Difficulté réelle, choix des lectures.

[Chercher la Kena-upaniṣad. Brahman, connu des insensés, inconnu des sages.]

[Kaṭhaupaniṣad. Ātman: maître du char – Corps: char – Buddhi: cocher – Manas [impulsions?]: rênes – Sens: chevaux – Objet des sens: routes – Soi, sens et impulsions réunis: celui qui goûte (jouit)]

[Chez insensé, sens hors de contrôle [sens, prāṇa?]. ]

[L´homme qui a la raison pour cocher et tient ferme les rênes du manas va à Viṣṇu.] […]

Deux compagnons sur le même arbre; l´un dévore le fruit, l´autre le regarde.

Rouler le ciel comme une peau (un tapis).

MuṇḍakaU.

Oṃ: arc – ātman: trait – brahman: but. Id. III, II, 3, grâce.

(Arc, i.e., μεταζú.)

Comme les rayons dans le moyeu, à l´endroit précis où les canaux se joignent à l´intérieur… (ainsi l´ātman) […]

[68] Sauf si on est ermite dans les forêts, et sans recevoir d´aucun être humain ce qui est nécessaire à la vie, on a beau s´élever au-dessus des μεταζú, on reste dans la sphère du bien et du mal par les rapports avec ceux des autres qui s´y trouvent. Le problème du bien et du mal ne peut donc disparaître dans le mouvement ascendant.

Bien chanter le son o.

Dharma [devoir]. Mais…?

Dans une situation donnée, toute action possible comporte une certaine proportion de bien et de mal, ou plutôt, la proportion n´étant pas mesurable, un certain mélange. Le dharma est une règle pour le choix du mélange convenable à un homme. Ainsi Rāma, faire du mal à son épouse plutôt qu´à son peuple, quoiqu´il sache que l´épouse est dans le vrai et le peuple dans le faux, mais parce qu´il est roi. La même règle lui fait tuer le śūdra.

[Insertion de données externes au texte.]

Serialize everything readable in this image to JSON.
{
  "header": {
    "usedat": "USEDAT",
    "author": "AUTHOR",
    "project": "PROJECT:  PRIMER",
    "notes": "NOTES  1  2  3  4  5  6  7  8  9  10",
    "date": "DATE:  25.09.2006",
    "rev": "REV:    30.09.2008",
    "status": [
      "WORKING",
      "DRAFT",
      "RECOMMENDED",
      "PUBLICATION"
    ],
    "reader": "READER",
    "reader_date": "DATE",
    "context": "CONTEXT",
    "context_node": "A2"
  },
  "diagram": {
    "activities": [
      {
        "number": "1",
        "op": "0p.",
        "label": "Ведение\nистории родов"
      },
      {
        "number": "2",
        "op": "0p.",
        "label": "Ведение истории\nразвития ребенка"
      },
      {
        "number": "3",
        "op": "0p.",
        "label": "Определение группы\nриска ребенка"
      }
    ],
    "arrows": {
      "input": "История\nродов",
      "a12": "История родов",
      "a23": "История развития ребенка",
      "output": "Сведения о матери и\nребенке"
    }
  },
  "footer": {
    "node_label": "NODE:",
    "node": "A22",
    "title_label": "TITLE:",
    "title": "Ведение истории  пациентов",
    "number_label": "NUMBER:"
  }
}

S´il pense qu´il est mal de tuer le śūdra, il faut savoir s´il est possible d´établir peu à peu un autre équilibre stable où un śūdra puisse agir ainsi sans châtiment. En attendant, il doit le tuer.

Mais cela n´est bon que dans une société stable. Ces gens n´ont pas fait de règles pour les sociétés instables.

Que devient le dharma dans un pays conquis? Les devoirs envers le conquérant? (S´informer.)

Si le peuple avait désiré que Rāma sacrifie, sur une fausse accusation, un homme vil? Non.

[69] En Inde, quel est, dans chaque μεταζú, la notion centrale? Saveur pour la poésie. Pour l´art militaire? Le cambriolage?

Rāma. Non-intervention. Ce n´est pas lui qui agit en chassant sa femme, en tuant le śūdra, c´est le peuple. Un roi doit se conformer à l´imagination du peuple. Oui mais dans quelle mesure? Avec quelles limites?

Si l´accomplissement du dharma enveloppe des injustices – ce qui est toujours le cas – il faut alors être prêt à commettre la même injustice, pour le dharma, contre ce qu´on aime le plus.

La vue claire du mal, souffrir jusqu´ à la défaillance physique.

Gītā. Faut-il en conclure que la fuite hors du monde des brahmanes âgés n´est pas le déliement du dharma; c´est simplement leur dharma; et par suite mélangé de mal, comme tous les autres? Seulement ce mal ne les souille pas; les rois non plus, au même niveau.

Si l´épouse de Rāma n´était pas au même niveau que lui, ce mal s´attacherait à elle, quoique innocente – et non à lui.

MāṇḍūKyaupaniṣad. Quatre états. Quatre aussi dans Platon. Mais, en apparence, rien de commun.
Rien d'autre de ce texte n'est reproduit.